On the innovation front, the company’s single-serve coffee program stands out as a success, Mr. Riordan said. The business has benefitted not only from new coffee flavors and profiles, but also from the introduction of teas and other hot drinks.
“Some people don’t know that we’ve actually for about two years have been making a variety of hot drinks in a single-serve format that works in Keurig machines,” he said. “And last year we added filtered products. But we see a great opportunity for expansion in this very fast-growing category as well, and it will be a key focus of ours in the future.”
TreeHouse also has looked to stay atop the shift from powdered beverages to liquid beverage enhancers.
“We are ready to respond,” he said. “We have new products in the marketplace, and I think you are going to see a real push next year as we expand our platform of beverages to include a variety of liquid beverage enhancers as well.”
In addition to new products and categories, TreeHouse is innovating in packaging, Mr. Riordan said.
“The world has seen some shifting,” he explained. “I think the traditional canned soup you are going to see more and more retort, which allows you to have a fresher, better tasting product than the can, maybe a little less shelf life, but we think ultimately a better product. And we will continue to look at package sizes so that we can respond to some of that changing retail landscape.”

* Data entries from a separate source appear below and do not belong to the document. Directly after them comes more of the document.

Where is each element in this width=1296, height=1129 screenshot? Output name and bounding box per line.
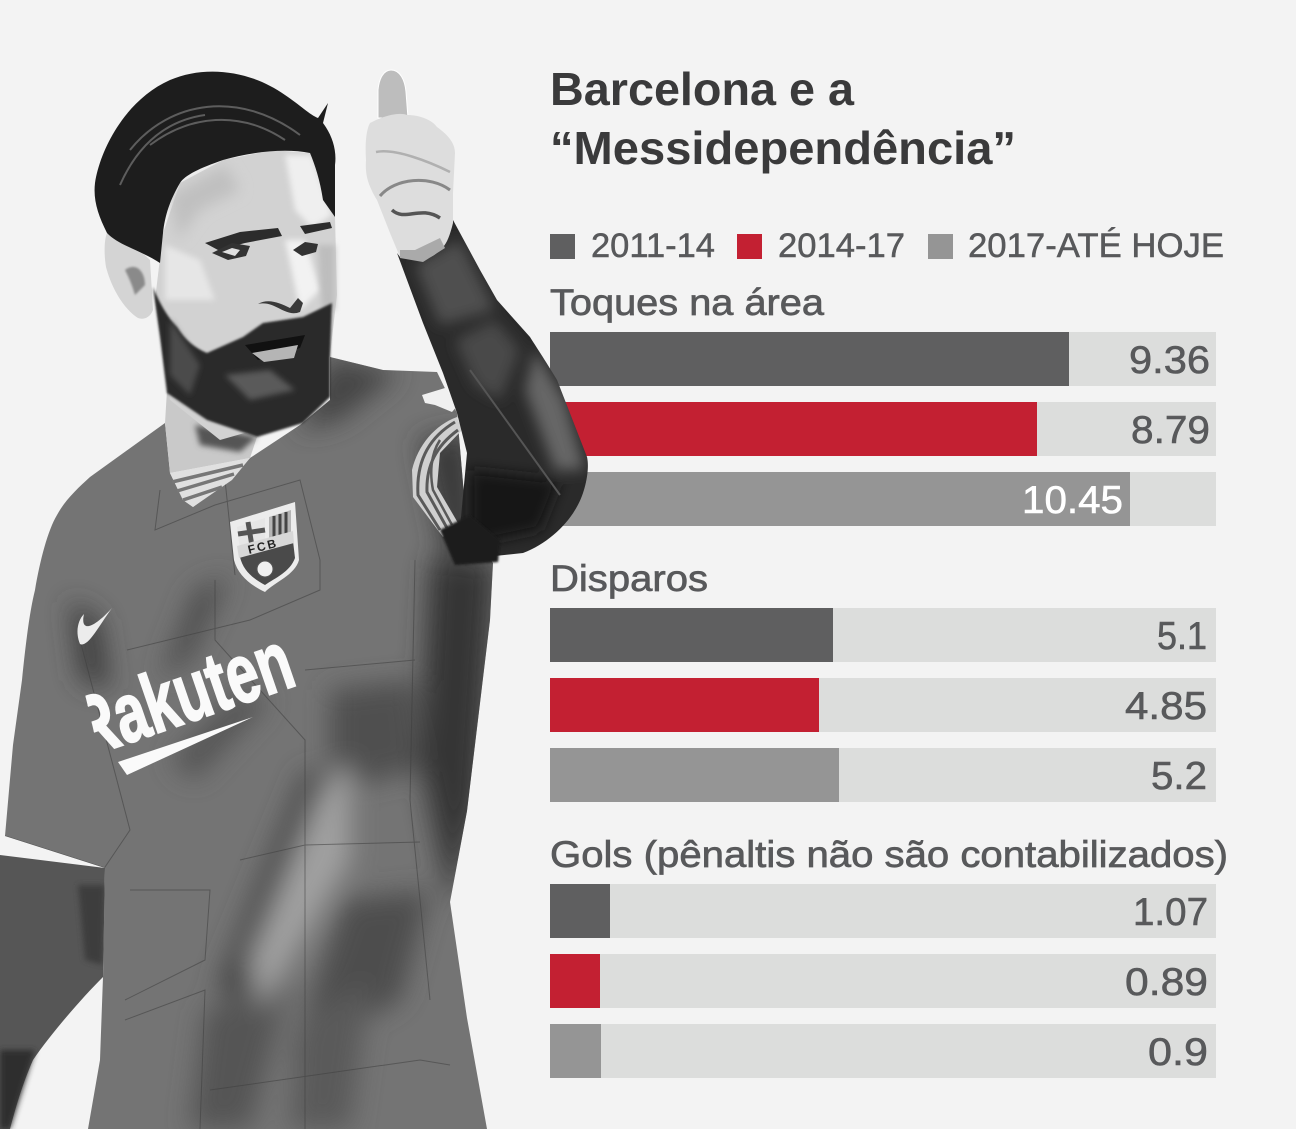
panel: gols [550, 834, 1228, 1078]
club crest [230, 502, 299, 592]
legend: 2011-14 [591, 227, 715, 265]
bar: gols 2014-17: 0.89 [1125, 961, 1208, 1004]
bar: toques 2011-14: 9.36 [1129, 339, 1210, 382]
bar: toques 2014-17: 8.79 [1131, 409, 1210, 452]
bar: toques 2014-17 [550, 402, 1216, 456]
legend: 2014-17 [778, 227, 905, 265]
club crest: FCB [246, 536, 279, 557]
nose shadow [258, 298, 303, 313]
panel: toques na área [550, 282, 1216, 526]
ear [105, 233, 153, 319]
panel: disparos [550, 558, 1216, 802]
bar: toques 2017-hoje: 10.45 [1022, 479, 1123, 522]
bar: disparos 2014-17 [550, 678, 1216, 732]
bar: gols 2017-hoje [550, 1024, 1216, 1078]
legend [550, 227, 1224, 265]
sponsor mark on shoulder [422, 388, 458, 412]
bar: toques 2017-hoje [550, 472, 1216, 526]
nike swoosh [77, 608, 112, 644]
heading: gols: Gols (pênaltis não são contabilizados) [550, 834, 1228, 875]
bar: disparos 2017-hoje [550, 748, 1216, 802]
hand and thumb [366, 70, 455, 262]
title [550, 63, 1016, 174]
jersey torso [5, 357, 495, 1129]
bar: disparos 2017-hoje: 5.2 [1151, 755, 1207, 798]
beard [153, 287, 332, 437]
bar: toques 2011-14 [550, 332, 1216, 386]
sponsor logo [85, 644, 296, 775]
heading: toques na área: Toques na área [550, 282, 824, 323]
bar: disparos 2014-17: 4.85 [1125, 685, 1207, 728]
collar [170, 458, 250, 507]
face [155, 150, 337, 440]
bar: disparos 2011-14: 5.1 [1157, 615, 1207, 658]
bar: gols 2011-14: 1.07 [1133, 891, 1208, 934]
title: “Messidependência” [550, 122, 1016, 174]
shoulder cuff stripes [412, 417, 462, 537]
bar: gols 2011-14 [550, 884, 1216, 938]
legend: 2017-ATÉ HOJE [968, 227, 1224, 265]
photo: player giving thumbs up [0, 70, 588, 1129]
neck [165, 390, 257, 473]
eyes and brows [205, 222, 332, 260]
bar: gols 2014-17 [550, 954, 1216, 1008]
bar: disparos 2011-14 [550, 608, 1216, 662]
hair [95, 72, 335, 263]
heading: disparos: Disparos [550, 558, 708, 599]
left forearm [0, 855, 105, 1129]
bar: gols 2017-hoje: 0.9 [1148, 1031, 1208, 1074]
sponsor logo: Rakuten [60, 613, 305, 775]
armpit shadow [440, 515, 500, 565]
sleeve [397, 220, 588, 560]
title: Barcelona e a [550, 63, 854, 115]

TreeHouse also wants to achieve greater operational efficiency. Mr. Riordan said approximately 13% of TreeHouse’s customers represent about 82% of its volume and about 86% of its margin dollars. But the company is only spending about 55% of its R.&D. efforts on those larger customers.
“(This) gives you the sense that we’ve got a lot of smaller customers that are taking up a lot of our time but aren’t necessarily driving the value proposition we need to get from them,” he said. “So we will continue to look at our customer base to see how we can best focus our efforts and best get the return shifting resources into that 13% to 20% that really represents the bulk of the volume to get the maximum return.”
Shifting from its customer base to its product base, Mr. Riordan said TreeHouse is witnessing similar dynamics. Currently, the company has about 11,500 stock-keeping units, and about 80% of TreeHouse’s margin and 89% of its volume comes from about 3,500 s.k.u.s. Digging deeper, about 91% of the company’s margin and 97% of volume comes from about 6,500 s.k.u.s, he said.
“So roughly about half of the s.k.u. count of 11,500 is about 97% of our volume, or maybe better said, only 3% of our volume comes from half our s.k.u.s,” Mr. Riordan said. “And so as we look at our business, not only are we seeing the customer details and how we could better focus on a customer base, but as we look at the s.k.u.s and the operational complexity of private label, we are getting a better handle on exactly what s.k.u.s drive the volume and where we need to focus our business in order to maximize the value opportunity.”